Гитара у него блистала. Эти инструменты (хоть акустические, хоть электрические) отделаны различными лаками, синтетическими материалами. В свете софитов видно, захватаны пальцами или нет. Неприятны заляпанные корпуса. У Кугушева - ни одного отпечатка. Чистый мальчик, церковный служка, скромняга, чистюля. Слуга искусства. Волнообразная дека попала в голубой луч освещения и сверкала яростно, напористо. А белая рубашка - приложение. Гитарист специально ловил луч надраенной поверхностью. Взмокший Чайкин продолжал рвать струны, а второй гитарист занялся «сглаживанием» острых углов мелодий. Чайкин рубанет пару аккордов - Кугушев эхом отзовется мелкой россыпью переборов по струнам. Игра идет параллельно, длится это довольно долго. В какое-то мгновение две мелодические линии перекрещиваются в одной точке. Оба исполнителя резко бьют по струнам, слушателей словно подбрасывает от неожиданности, от усилившегося в несколько раз звука. Чайкин, «лучась» пиджаком, вскрикивает: «Й-е-хо-о!!!» Кугушев наводит на зал магический отблеск, идущий от деки, и мелодические линии вновь расходятся. Будто крупный хищник насыщается, рвет на куски добычу. Плотоядное помельче подъедает разбросанные остатки. «Зубами» щелкают очень эффектно, громко: «Какая агрессия страсти! Народ, породивший такую музыку, опасен. За ее «пожаром» - духота Мексики, горячая кровь миллионов ацтеков, которых прикончили испанцы.

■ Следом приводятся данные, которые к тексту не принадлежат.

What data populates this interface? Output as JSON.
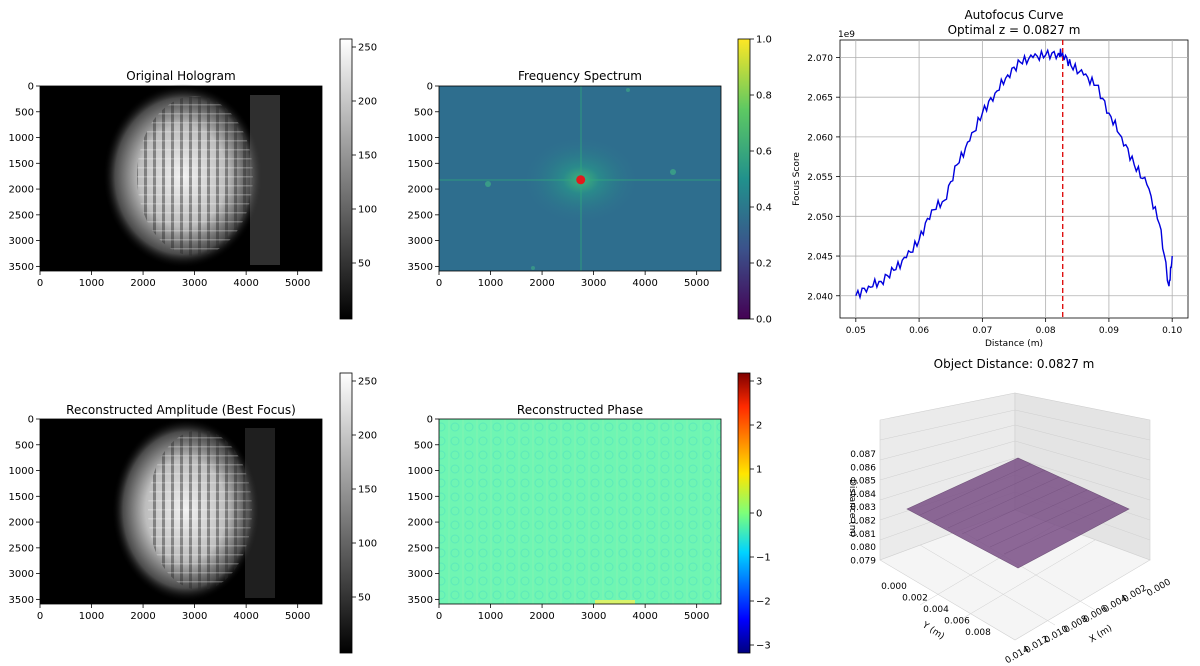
{
  "panels": {
    "hologram": {
      "title": "Original Hologram",
      "xticks": [
        "0",
        "1000",
        "2000",
        "3000",
        "4000",
        "5000"
      ],
      "yticks": [
        "0",
        "500",
        "1000",
        "1500",
        "2000",
        "2500",
        "3000",
        "3500"
      ],
      "colorbar_ticks": [
        "250",
        "200",
        "150",
        "100",
        "50"
      ],
      "colormap": "gray"
    },
    "spectrum": {
      "title": "Frequency Spectrum",
      "xticks": [
        "0",
        "1000",
        "2000",
        "3000",
        "4000",
        "5000"
      ],
      "yticks": [
        "0",
        "500",
        "1000",
        "1500",
        "2000",
        "2500",
        "3000",
        "3500"
      ],
      "colorbar_ticks": [
        "1.0",
        "0.8",
        "0.6",
        "0.4",
        "0.2",
        "0.0"
      ],
      "colormap": "viridis",
      "marker": {
        "x": 2750,
        "y": 1820,
        "color": "#e31a1c"
      }
    },
    "amplitude": {
      "title": "Reconstructed Amplitude (Best Focus)",
      "xticks": [
        "0",
        "1000",
        "2000",
        "3000",
        "4000",
        "5000"
      ],
      "yticks": [
        "0",
        "500",
        "1000",
        "1500",
        "2000",
        "2500",
        "3000",
        "3500"
      ],
      "colorbar_ticks": [
        "250",
        "200",
        "150",
        "100",
        "50"
      ],
      "colormap": "gray"
    },
    "phase": {
      "title": "Reconstructed Phase",
      "xticks": [
        "0",
        "1000",
        "2000",
        "3000",
        "4000",
        "5000"
      ],
      "yticks": [
        "0",
        "500",
        "1000",
        "1500",
        "2000",
        "2500",
        "3000",
        "3500"
      ],
      "colorbar_ticks": [
        "3",
        "2",
        "1",
        "0",
        "−1",
        "−2",
        "−3"
      ],
      "colormap": "jet"
    },
    "surface": {
      "title": "Object Distance: 0.0827 m",
      "zlabel": "Distance (m)",
      "xlabel": "X (m)",
      "ylabel": "Y (m)",
      "zticks": [
        "0.087",
        "0.086",
        "0.085",
        "0.084",
        "0.083",
        "0.082",
        "0.081",
        "0.080",
        "0.079"
      ],
      "xticks": [
        "0.000",
        "0.002",
        "0.004",
        "0.006",
        "0.008",
        "0.010",
        "0.012",
        "0.014"
      ],
      "yticks": [
        "0.000",
        "0.002",
        "0.004",
        "0.006",
        "0.008"
      ],
      "surface_color": "#7a4f86",
      "z_value": 0.0827
    }
  },
  "chart_data": {
    "type": "line",
    "title": "Autofocus Curve",
    "subtitle": "Optimal z = 0.0827 m",
    "xlabel": "Distance (m)",
    "ylabel": "Focus Score",
    "y_scale_label": "1e9",
    "xlim": [
      0.0475,
      0.1025
    ],
    "ylim": [
      2.0372,
      2.0722
    ],
    "xticks": [
      "0.05",
      "0.06",
      "0.07",
      "0.08",
      "0.09",
      "0.10"
    ],
    "yticks": [
      "2.040",
      "2.045",
      "2.050",
      "2.055",
      "2.060",
      "2.065",
      "2.070"
    ],
    "grid": true,
    "line_color": "#0000dd",
    "optimal_x": 0.0827,
    "optimal_color": "#dd0000",
    "series": [
      {
        "x": [
          0.05,
          0.052,
          0.054,
          0.056,
          0.058,
          0.06,
          0.062,
          0.064,
          0.066,
          0.068,
          0.07,
          0.072,
          0.074,
          0.076,
          0.078,
          0.08,
          0.082,
          0.0827,
          0.084,
          0.086,
          0.088,
          0.09,
          0.092,
          0.094,
          0.096,
          0.098,
          0.0995,
          0.1
        ],
        "y": [
          2.04,
          2.0412,
          2.0418,
          2.0432,
          2.0448,
          2.047,
          2.0508,
          2.052,
          2.0565,
          2.0595,
          2.063,
          2.0655,
          2.0678,
          2.0694,
          2.07,
          2.0703,
          2.0705,
          2.0705,
          2.069,
          2.0678,
          2.0665,
          2.063,
          2.06,
          2.0565,
          2.054,
          2.049,
          2.0412,
          2.045
        ]
      }
    ]
  }
}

Разве сравнить этот музыкальный «кипяток» с заунывной «водицей», лившейся веками из рабских глоток!»
Внезапно, среди потоков раскаленной музыки, появилась она. Волосы густые, распущенные. В них - красный бант. У меня вызывают недоумение рассказы о цыганских певуньях-красавицах. Жалкие побирушки - низкорослые, в пуховых платках, часто беззубые – именуются цыганками и ошиваются в людных местах. С ними - черноглазые, чумазые дети. Мужики их пузаты, кривоноги, в турецких кожаных куртках. Не конокрады, не Гойко Забары. Есть красавец - Сличенко, да и тот старенький. Но на сцене оказалась высокая, стройная, полногрудая красавица. Покачивая бедрами, прихлопывая высоко поднятыми руками, двигалась цыганочка к краю эстрады. Чайкин и Кугушев, при появлении красотки, усилили напор. Словно мехами раздуло в жаровне угли.
Есть любовь-кротость (свирельки, пастушки, веночки, сладкие голосочки). Есть любовь-схватка (дробные удары каблуков, опасные выпады колен, бедер, рук, призывная распахнутость). То ли сожрать друг друга хотят, то ли покалечить лаской. Музыкант в блестящем пиджаке вскочил, стал выделывать ногами в тесных брючках кренделя, топотать. Если бы не гитара, на которой он продолжал играть, - точно, стал бы ходить петухом вокруг чернявой курочки.
Обратил внимание на продолговатый красный ящик, что стоял у края сцены. К нему, пританцовывая, в сопровождении раздухарившегося Чайкина, медленно подбиралась черноволосая. Широко расставила ноги - всколыхнулись длинные юбки в рюшах - и присела на ящик. Кугушев осветил зал пронзительным голубым лучом. Чайкин воскликнул: «О-х-х-а!», попятился. Девушка встряхнула волосами, а руками начала бить в переднюю стенку ящика. Это и есть кахон – древний, ударный инструмент. Звук глубокий, низкий. Мечется в футляре, словно мычит, чудовище. Но, если в гитаре есть круглое отверстие, откуда мятежный звук, в конце концов, вылетает, то здесь - никаких отверстий. Джин звука, разбуженный ударами, метался, мучился в деревянной тюрьме. Эта смерть, убийство зародившегося гула, возбуждала. Красотка, вызывающе рассевшаяся на кахоне, мужчины, «обволакивающие» ее звуками, внесли в душу сумбур. Все смешалось, распадаясь, звенело, как осыпающееся стекло. Настал момент, когда появился он. С золотой трубой, толстенький, похожий на учителя математики.